Abstract

This paper describes a new technique for the design of 3-terminal regulators in which the output voltage level can be adjusted without additional terminals or extra off-chip components. This circuit restricts the increase in the number of terminal pins by using a pin as both a voltage supply output and a voltage setup input. The voltage setup information is introduced using a serial control signal from outside the chip. Using the intermediate voltage level between the supply voltage and the regulator output, the adjustment data in the internal nonvolatile memory are safely updated without noise disturbance.
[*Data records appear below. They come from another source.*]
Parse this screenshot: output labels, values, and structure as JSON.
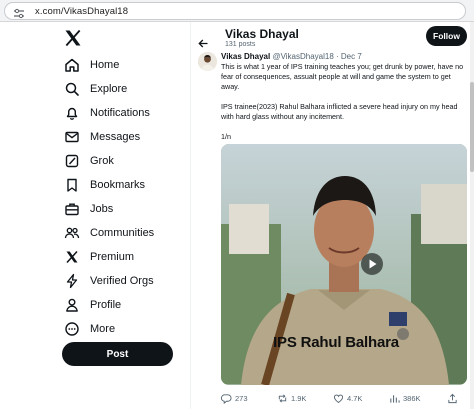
{
  "browser": {
    "url": "x.com/VikasDhayal18"
  },
  "sidebar": {
    "items": [
      {
        "label": "Home",
        "icon": "home-icon"
      },
      {
        "label": "Explore",
        "icon": "search-icon"
      },
      {
        "label": "Notifications",
        "icon": "bell-icon"
      },
      {
        "label": "Messages",
        "icon": "mail-icon"
      },
      {
        "label": "Grok",
        "icon": "grok-icon"
      },
      {
        "label": "Bookmarks",
        "icon": "bookmark-icon"
      },
      {
        "label": "Jobs",
        "icon": "briefcase-icon"
      },
      {
        "label": "Communities",
        "icon": "people-icon"
      },
      {
        "label": "Premium",
        "icon": "x-logo-icon"
      },
      {
        "label": "Verified Orgs",
        "icon": "lightning-icon"
      },
      {
        "label": "Profile",
        "icon": "user-icon"
      },
      {
        "label": "More",
        "icon": "more-circle-icon"
      }
    ],
    "post_label": "Post"
  },
  "header": {
    "name": "Vikas Dhayal",
    "posts": "131 posts",
    "follow_label": "Follow"
  },
  "tweet": {
    "name": "Vikas Dhayal",
    "handle_date": "@VikasDhayal18 · Dec 7",
    "paragraphs": [
      "This is what 1 year of IPS training teaches you; get drunk by power, have no fear of consequences, assualt people at will and game the system to get away.",
      "IPS trainee(2023) Rahul Balhara inflicted a severe head injury on my head with hard glass without any incitement.",
      "1/n"
    ],
    "media_overlay": "IPS Rahul Balhara",
    "stats": {
      "replies": "273",
      "reposts": "1.9K",
      "likes": "4.7K",
      "views": "386K"
    }
  },
  "colors": {
    "text": "#0f1419",
    "muted": "#536471",
    "button_dark": "#0f1419",
    "overlay_yellow": "#f5d25a"
  }
}
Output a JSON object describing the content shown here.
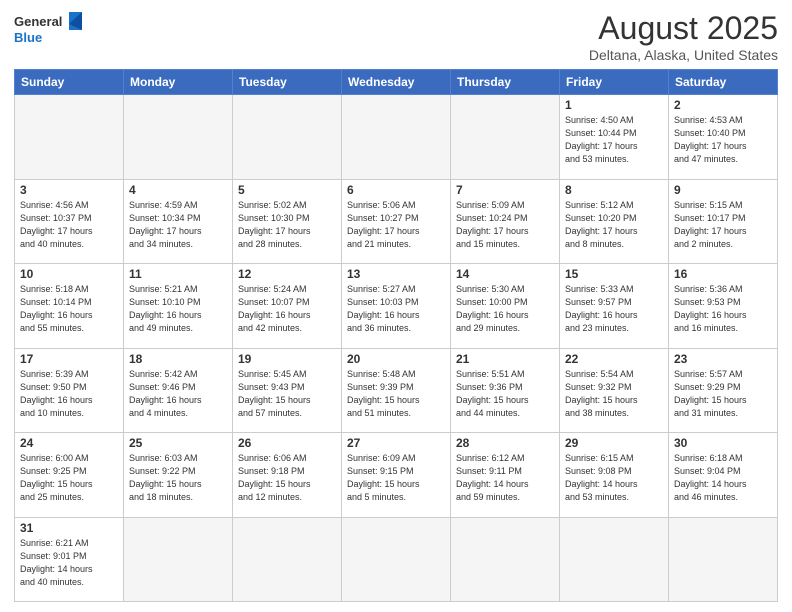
{
  "header": {
    "logo_general": "General",
    "logo_blue": "Blue",
    "title": "August 2025",
    "subtitle": "Deltana, Alaska, United States"
  },
  "weekdays": [
    "Sunday",
    "Monday",
    "Tuesday",
    "Wednesday",
    "Thursday",
    "Friday",
    "Saturday"
  ],
  "weeks": [
    [
      {
        "day": "",
        "info": ""
      },
      {
        "day": "",
        "info": ""
      },
      {
        "day": "",
        "info": ""
      },
      {
        "day": "",
        "info": ""
      },
      {
        "day": "",
        "info": ""
      },
      {
        "day": "1",
        "info": "Sunrise: 4:50 AM\nSunset: 10:44 PM\nDaylight: 17 hours\nand 53 minutes."
      },
      {
        "day": "2",
        "info": "Sunrise: 4:53 AM\nSunset: 10:40 PM\nDaylight: 17 hours\nand 47 minutes."
      }
    ],
    [
      {
        "day": "3",
        "info": "Sunrise: 4:56 AM\nSunset: 10:37 PM\nDaylight: 17 hours\nand 40 minutes."
      },
      {
        "day": "4",
        "info": "Sunrise: 4:59 AM\nSunset: 10:34 PM\nDaylight: 17 hours\nand 34 minutes."
      },
      {
        "day": "5",
        "info": "Sunrise: 5:02 AM\nSunset: 10:30 PM\nDaylight: 17 hours\nand 28 minutes."
      },
      {
        "day": "6",
        "info": "Sunrise: 5:06 AM\nSunset: 10:27 PM\nDaylight: 17 hours\nand 21 minutes."
      },
      {
        "day": "7",
        "info": "Sunrise: 5:09 AM\nSunset: 10:24 PM\nDaylight: 17 hours\nand 15 minutes."
      },
      {
        "day": "8",
        "info": "Sunrise: 5:12 AM\nSunset: 10:20 PM\nDaylight: 17 hours\nand 8 minutes."
      },
      {
        "day": "9",
        "info": "Sunrise: 5:15 AM\nSunset: 10:17 PM\nDaylight: 17 hours\nand 2 minutes."
      }
    ],
    [
      {
        "day": "10",
        "info": "Sunrise: 5:18 AM\nSunset: 10:14 PM\nDaylight: 16 hours\nand 55 minutes."
      },
      {
        "day": "11",
        "info": "Sunrise: 5:21 AM\nSunset: 10:10 PM\nDaylight: 16 hours\nand 49 minutes."
      },
      {
        "day": "12",
        "info": "Sunrise: 5:24 AM\nSunset: 10:07 PM\nDaylight: 16 hours\nand 42 minutes."
      },
      {
        "day": "13",
        "info": "Sunrise: 5:27 AM\nSunset: 10:03 PM\nDaylight: 16 hours\nand 36 minutes."
      },
      {
        "day": "14",
        "info": "Sunrise: 5:30 AM\nSunset: 10:00 PM\nDaylight: 16 hours\nand 29 minutes."
      },
      {
        "day": "15",
        "info": "Sunrise: 5:33 AM\nSunset: 9:57 PM\nDaylight: 16 hours\nand 23 minutes."
      },
      {
        "day": "16",
        "info": "Sunrise: 5:36 AM\nSunset: 9:53 PM\nDaylight: 16 hours\nand 16 minutes."
      }
    ],
    [
      {
        "day": "17",
        "info": "Sunrise: 5:39 AM\nSunset: 9:50 PM\nDaylight: 16 hours\nand 10 minutes."
      },
      {
        "day": "18",
        "info": "Sunrise: 5:42 AM\nSunset: 9:46 PM\nDaylight: 16 hours\nand 4 minutes."
      },
      {
        "day": "19",
        "info": "Sunrise: 5:45 AM\nSunset: 9:43 PM\nDaylight: 15 hours\nand 57 minutes."
      },
      {
        "day": "20",
        "info": "Sunrise: 5:48 AM\nSunset: 9:39 PM\nDaylight: 15 hours\nand 51 minutes."
      },
      {
        "day": "21",
        "info": "Sunrise: 5:51 AM\nSunset: 9:36 PM\nDaylight: 15 hours\nand 44 minutes."
      },
      {
        "day": "22",
        "info": "Sunrise: 5:54 AM\nSunset: 9:32 PM\nDaylight: 15 hours\nand 38 minutes."
      },
      {
        "day": "23",
        "info": "Sunrise: 5:57 AM\nSunset: 9:29 PM\nDaylight: 15 hours\nand 31 minutes."
      }
    ],
    [
      {
        "day": "24",
        "info": "Sunrise: 6:00 AM\nSunset: 9:25 PM\nDaylight: 15 hours\nand 25 minutes."
      },
      {
        "day": "25",
        "info": "Sunrise: 6:03 AM\nSunset: 9:22 PM\nDaylight: 15 hours\nand 18 minutes."
      },
      {
        "day": "26",
        "info": "Sunrise: 6:06 AM\nSunset: 9:18 PM\nDaylight: 15 hours\nand 12 minutes."
      },
      {
        "day": "27",
        "info": "Sunrise: 6:09 AM\nSunset: 9:15 PM\nDaylight: 15 hours\nand 5 minutes."
      },
      {
        "day": "28",
        "info": "Sunrise: 6:12 AM\nSunset: 9:11 PM\nDaylight: 14 hours\nand 59 minutes."
      },
      {
        "day": "29",
        "info": "Sunrise: 6:15 AM\nSunset: 9:08 PM\nDaylight: 14 hours\nand 53 minutes."
      },
      {
        "day": "30",
        "info": "Sunrise: 6:18 AM\nSunset: 9:04 PM\nDaylight: 14 hours\nand 46 minutes."
      }
    ],
    [
      {
        "day": "31",
        "info": "Sunrise: 6:21 AM\nSunset: 9:01 PM\nDaylight: 14 hours\nand 40 minutes."
      },
      {
        "day": "",
        "info": ""
      },
      {
        "day": "",
        "info": ""
      },
      {
        "day": "",
        "info": ""
      },
      {
        "day": "",
        "info": ""
      },
      {
        "day": "",
        "info": ""
      },
      {
        "day": "",
        "info": ""
      }
    ]
  ]
}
To input the setup information into the chip in a stable manner, we developed a new 1-wire serial interface which combines key pattern matching and burst signal detection. To ensure high reliability, we suggested a quantitative method for evaluating the influence of noise in our new interface using a simple model with superimposed random noise. Circuits additional to those for a conventional 3-terminal regulator, include a 1-wire serial communication circuit, a low-capacity non-volatile memory, and a digital to analog (D/A) converter. A test chip was developed using 0.35µm standard CMOS process, and there was almost no overhead to the conventional 3-terminal regulator in both chip area and power dissipation. In an on-board test with the test chip, we confirmed successful output voltage adjustment from 1.0V to 2.7V with approximately 6.5mV precision.